The stress of divorce easily affects everyone in your family, including your little ones. Healthline explains that toddlers are only just beginning to understand abstract concepts. They are learning their place within the world. Toddlers rely on you and your spouse for stability. If they sense stress in you, they may perceive the world as a stressful place.
All kids react differently to their parents splitting up, but when helping your kids cope, you have to keep their ages in mind.
How does your toddler feel?
Your child may feel scared. If he or she witnesses you and your spouse arguing, it shakes up the stability of the household. Your divorce is a situation where your preschooler has no control over the outcome. This can cause toddlers to feel out of control, vulnerable and ready to take the blame for the split. Your toddler may feel as though you chose to break up due to his or her behavior. Children have a lot of confusing, scary feelings to sort through.

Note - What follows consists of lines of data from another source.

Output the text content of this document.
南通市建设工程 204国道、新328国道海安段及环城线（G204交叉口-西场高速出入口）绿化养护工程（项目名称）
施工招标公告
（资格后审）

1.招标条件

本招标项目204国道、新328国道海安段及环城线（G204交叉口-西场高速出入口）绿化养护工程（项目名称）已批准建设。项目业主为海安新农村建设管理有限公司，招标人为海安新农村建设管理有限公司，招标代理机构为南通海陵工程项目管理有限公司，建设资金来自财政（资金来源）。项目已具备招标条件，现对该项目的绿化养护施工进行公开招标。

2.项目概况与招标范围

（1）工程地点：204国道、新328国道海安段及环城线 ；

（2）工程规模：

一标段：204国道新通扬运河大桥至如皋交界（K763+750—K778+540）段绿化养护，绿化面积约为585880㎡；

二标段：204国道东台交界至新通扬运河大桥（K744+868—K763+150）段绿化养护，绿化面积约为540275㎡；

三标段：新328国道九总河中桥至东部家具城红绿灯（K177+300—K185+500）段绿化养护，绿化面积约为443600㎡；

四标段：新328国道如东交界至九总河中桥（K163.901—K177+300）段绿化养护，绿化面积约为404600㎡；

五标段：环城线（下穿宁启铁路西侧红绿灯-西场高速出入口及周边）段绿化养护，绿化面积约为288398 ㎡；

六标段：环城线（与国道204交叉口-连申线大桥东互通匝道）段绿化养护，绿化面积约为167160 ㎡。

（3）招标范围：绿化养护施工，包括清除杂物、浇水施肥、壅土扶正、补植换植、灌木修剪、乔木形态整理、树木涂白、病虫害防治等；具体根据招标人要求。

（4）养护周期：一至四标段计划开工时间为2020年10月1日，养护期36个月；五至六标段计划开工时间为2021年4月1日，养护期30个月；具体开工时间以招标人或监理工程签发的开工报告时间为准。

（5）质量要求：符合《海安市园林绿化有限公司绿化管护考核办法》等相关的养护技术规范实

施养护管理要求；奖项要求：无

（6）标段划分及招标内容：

What does your toddler need from you?
Foremost, your child needs you to understand how he or she feels. Be reassuring about the divorce and your child’s importance in your lives. Try to keep a routine in place. Routine helps children feel stable and secure. Be careful not to fight in front of children or insult your ex. When you fight, it adds to the stressful situation. Likewise, it may force your kid to try to pick sides.
Be aware of your child’s moods and any changes in behavior. They may begin to improve as stability returns to the household.